Emacs: Bold, Underline, Color Texts (Persistent Highlight)
You can use emacs to bold, italic, underline, text. Also, when saving, these will be preserved.
- Alt+o d default
- Alt+o b bold
- Alt+o i italic
- Alt+o l bold-italic
- Alt+o u underline
Press Alt+o Ctrl+h to see complete list of keys.
enriched-mode
Alt+x enriched-mode
minor mode, to make emacs save the bold etc text.
- Open a new file
- Alt+x
enriched-mode
- type “abc xyz”, select the word “abc”, then Alt+o b to make it bold.
- save it, close it.
- reopen it.
You can see the text is still bold.
“Enriched text” file format
The file format used is Enriched text format. This is a old format dating to early 1990s.
Here's sample enriched format file.
Content-Type: text/enriched Text-Width: 80 <bold>abc</bold> xyz
The features of the format is pretty minimal. You can bold, slant, underline, color, texts, but that's about it. Emacs's enriched-mode is written originally in 1994.
Show File Raw Content
You can use emacs to show the file's raw content.

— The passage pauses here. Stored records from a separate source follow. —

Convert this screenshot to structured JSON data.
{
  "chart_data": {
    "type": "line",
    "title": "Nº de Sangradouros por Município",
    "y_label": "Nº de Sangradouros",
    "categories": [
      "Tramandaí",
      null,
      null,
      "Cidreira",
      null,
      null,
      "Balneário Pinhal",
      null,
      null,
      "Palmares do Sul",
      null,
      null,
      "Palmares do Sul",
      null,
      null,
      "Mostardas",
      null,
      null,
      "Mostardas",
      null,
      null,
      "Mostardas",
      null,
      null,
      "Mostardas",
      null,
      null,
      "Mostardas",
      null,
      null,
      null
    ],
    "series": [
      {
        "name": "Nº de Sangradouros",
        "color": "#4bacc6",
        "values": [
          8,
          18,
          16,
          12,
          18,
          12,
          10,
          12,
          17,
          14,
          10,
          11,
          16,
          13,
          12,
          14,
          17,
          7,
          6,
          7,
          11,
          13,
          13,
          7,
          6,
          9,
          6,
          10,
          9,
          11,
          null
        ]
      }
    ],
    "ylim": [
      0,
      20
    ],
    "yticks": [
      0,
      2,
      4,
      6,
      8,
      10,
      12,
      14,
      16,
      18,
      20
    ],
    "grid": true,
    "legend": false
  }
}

Sample enriched file: emacs_enriched_text_sample_file.txt
Alt+x find-file-literally
then give the file path.
Thanks to Jan from Oslo.
Emacs Org Mode
I recommend you use org-mode instead if you want persistent highlighting. Because, almost nobody uses the emacs enriched-mode, and the enriched text format is also long dead. Emacs org-mode is widely used, and far more rich.